In principle, you can use the same method that you use for fresh tissue. Heating in SDS sample buffer will unfold proteins anyway, so any cold denaturing that may occur during storage should not influence the result.
One caveat: freezing will have ruptured intracellular membranes like lysosomes, and released proteolytic enzymes from them.
I agree with Engelbert, frozen samples should be fine; just heat/boil your samples in SDS sample buffer. One thing that you could do in the future is to quick freeze your mycelium samples in liquid nitrogen or dry ice/ethanol and store the frozen samples at -80C degrees to best preserve the samples if you like to store the samples long term.
It's not quite clear whether your sample is freeze dried or just frozen from your question, however, either way I would recommend the following protocol. This protocol works great for fresh mushroom tissue also.
1. Take a small (~100 mL) mortar and pestle and fill it with liquid nitrogen with the pestle sitting inside the mortar. Drop the frozen/freeze dried tissue in.

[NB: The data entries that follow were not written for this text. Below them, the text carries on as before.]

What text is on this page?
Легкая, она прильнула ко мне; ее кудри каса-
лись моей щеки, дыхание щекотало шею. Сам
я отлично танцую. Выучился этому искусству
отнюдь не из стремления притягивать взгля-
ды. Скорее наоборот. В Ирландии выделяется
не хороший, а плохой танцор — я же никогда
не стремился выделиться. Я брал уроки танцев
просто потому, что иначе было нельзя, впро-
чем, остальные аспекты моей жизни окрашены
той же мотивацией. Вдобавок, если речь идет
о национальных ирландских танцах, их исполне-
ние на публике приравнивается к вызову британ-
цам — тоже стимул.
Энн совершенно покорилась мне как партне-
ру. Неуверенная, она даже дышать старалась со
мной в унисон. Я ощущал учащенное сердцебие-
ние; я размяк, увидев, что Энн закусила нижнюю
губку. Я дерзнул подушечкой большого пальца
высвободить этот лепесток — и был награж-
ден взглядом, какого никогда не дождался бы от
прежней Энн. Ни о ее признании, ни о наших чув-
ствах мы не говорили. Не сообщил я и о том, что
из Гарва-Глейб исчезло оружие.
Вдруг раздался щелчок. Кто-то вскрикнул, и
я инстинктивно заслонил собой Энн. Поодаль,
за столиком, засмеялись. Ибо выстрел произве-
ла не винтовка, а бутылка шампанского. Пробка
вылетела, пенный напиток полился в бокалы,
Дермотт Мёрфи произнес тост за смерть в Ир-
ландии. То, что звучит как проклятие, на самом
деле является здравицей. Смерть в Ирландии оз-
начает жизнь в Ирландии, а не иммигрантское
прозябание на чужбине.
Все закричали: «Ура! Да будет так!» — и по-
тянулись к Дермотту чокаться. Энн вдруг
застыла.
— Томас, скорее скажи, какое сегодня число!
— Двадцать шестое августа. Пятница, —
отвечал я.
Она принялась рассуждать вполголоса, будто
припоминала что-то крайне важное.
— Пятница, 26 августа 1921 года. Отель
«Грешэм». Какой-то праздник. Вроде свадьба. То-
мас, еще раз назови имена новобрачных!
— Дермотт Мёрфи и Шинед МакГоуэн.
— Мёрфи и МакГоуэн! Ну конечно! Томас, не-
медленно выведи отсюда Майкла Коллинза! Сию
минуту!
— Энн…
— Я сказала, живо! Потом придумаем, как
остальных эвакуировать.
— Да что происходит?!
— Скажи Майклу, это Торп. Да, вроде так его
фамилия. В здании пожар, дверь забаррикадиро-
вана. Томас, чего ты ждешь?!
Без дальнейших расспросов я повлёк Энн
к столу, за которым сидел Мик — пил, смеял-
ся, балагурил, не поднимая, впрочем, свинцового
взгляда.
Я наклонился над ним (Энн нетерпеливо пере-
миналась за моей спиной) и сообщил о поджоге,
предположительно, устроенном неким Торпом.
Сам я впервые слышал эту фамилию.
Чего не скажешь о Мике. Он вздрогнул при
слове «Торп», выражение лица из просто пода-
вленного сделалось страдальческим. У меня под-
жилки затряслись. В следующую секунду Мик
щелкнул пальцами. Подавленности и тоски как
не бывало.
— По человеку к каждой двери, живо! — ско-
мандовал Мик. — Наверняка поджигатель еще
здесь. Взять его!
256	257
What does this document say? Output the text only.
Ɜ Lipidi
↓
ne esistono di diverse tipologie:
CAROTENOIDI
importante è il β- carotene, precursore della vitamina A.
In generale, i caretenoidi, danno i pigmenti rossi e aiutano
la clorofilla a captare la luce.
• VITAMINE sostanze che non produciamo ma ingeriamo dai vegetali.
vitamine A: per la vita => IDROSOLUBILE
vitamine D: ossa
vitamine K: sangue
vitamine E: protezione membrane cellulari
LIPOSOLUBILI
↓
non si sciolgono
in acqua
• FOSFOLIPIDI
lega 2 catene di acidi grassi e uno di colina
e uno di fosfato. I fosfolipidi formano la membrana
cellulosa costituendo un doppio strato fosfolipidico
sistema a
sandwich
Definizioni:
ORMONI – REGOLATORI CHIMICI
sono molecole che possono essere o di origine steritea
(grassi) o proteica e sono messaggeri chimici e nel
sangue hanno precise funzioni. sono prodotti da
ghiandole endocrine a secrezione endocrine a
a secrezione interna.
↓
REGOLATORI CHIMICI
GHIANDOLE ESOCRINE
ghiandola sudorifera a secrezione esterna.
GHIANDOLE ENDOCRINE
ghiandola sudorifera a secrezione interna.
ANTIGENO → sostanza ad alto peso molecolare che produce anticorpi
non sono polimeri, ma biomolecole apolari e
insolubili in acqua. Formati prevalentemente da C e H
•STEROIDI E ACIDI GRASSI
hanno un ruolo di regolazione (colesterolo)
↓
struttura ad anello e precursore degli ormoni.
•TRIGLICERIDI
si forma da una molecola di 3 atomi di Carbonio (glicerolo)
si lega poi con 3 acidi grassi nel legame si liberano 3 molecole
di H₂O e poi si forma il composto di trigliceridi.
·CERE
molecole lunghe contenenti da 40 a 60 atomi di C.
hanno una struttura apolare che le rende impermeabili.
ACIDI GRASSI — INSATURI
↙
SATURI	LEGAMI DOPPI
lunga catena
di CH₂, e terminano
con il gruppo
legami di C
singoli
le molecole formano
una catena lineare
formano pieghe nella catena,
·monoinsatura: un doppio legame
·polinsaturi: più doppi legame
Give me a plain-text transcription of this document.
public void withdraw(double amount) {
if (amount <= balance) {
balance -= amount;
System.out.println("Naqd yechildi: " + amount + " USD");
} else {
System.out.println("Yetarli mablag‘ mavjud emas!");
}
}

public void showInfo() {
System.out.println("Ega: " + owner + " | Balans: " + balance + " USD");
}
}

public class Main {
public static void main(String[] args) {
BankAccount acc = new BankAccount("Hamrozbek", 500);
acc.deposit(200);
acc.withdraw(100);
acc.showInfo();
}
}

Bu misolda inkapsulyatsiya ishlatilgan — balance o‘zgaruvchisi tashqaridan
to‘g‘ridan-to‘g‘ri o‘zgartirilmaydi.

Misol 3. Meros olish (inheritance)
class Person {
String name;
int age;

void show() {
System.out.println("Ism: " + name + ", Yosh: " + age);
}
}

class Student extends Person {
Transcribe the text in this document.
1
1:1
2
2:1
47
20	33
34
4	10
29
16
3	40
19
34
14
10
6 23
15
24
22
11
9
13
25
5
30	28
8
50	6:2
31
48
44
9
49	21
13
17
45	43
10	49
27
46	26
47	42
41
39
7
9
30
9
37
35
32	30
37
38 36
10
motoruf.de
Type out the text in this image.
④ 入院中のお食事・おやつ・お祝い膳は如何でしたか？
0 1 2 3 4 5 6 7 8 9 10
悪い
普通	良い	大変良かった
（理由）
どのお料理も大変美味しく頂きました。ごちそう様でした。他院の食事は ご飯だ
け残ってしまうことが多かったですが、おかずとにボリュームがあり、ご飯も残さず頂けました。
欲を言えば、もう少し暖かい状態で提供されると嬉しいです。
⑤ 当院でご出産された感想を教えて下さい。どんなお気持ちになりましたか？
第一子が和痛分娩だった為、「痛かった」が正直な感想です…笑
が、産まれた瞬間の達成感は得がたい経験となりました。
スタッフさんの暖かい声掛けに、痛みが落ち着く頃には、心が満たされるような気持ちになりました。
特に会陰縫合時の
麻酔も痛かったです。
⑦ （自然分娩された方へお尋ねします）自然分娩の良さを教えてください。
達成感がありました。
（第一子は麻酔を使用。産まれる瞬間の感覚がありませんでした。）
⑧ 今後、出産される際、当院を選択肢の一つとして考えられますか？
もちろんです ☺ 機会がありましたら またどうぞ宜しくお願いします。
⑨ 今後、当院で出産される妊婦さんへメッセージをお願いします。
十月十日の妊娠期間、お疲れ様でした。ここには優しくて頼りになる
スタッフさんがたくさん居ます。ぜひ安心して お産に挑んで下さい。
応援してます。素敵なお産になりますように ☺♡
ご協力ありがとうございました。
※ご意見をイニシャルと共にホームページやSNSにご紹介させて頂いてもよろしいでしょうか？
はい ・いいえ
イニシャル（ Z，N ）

2. Allow the liquid nitrogen to evaporate, the mortar/pestle and tissue are now all at liquid nitrogen temperature.
3. Grind the tissue to a very fine powder
4. Add the powdered tissue to about 5 - 10 volumes of Laemmli buffer (50 mM Tris-HCl pH 6.8, 2 % SDS, 50 mM 2-mercaptoethanol, 10% glycerol)
5. Allow the mixture to warm to room temperature and mix (vortex) often
6. Sit at room temperature 20 min, with frequent vortexing
7. Heat at 95 C for 10 min then chill briefly on ice
8. Centrifuge at 15000 X G for 20 min
9. Remove supernatant
Supernatant protein concentration can be determined using the absorbance at A280 and A260 using the following formula: concentration (mg/mL) = (1.55 X A280) - (0.76 X A260). This will give a rough estimate of the amount of protein. It's not super accurate if you want to know how much protein is actually present with great accuracy but it will be completely fine for purposes of equal loading of samples.
When you are ready to load your samples, simply add 1 uL/100 uL of 1% w/v bromophenol blue to the protein sample and load the required amount on the gel. There is no need for further heating. Samples can be stored at -20 for years without degradation.
Keep in mind this protocol is only good for protein extraction for SDS-PAGE. If you need to extract protein from frozen samples under non-denaturing conditions from fungal material I have protocols for that too so just post a reply if you need more info.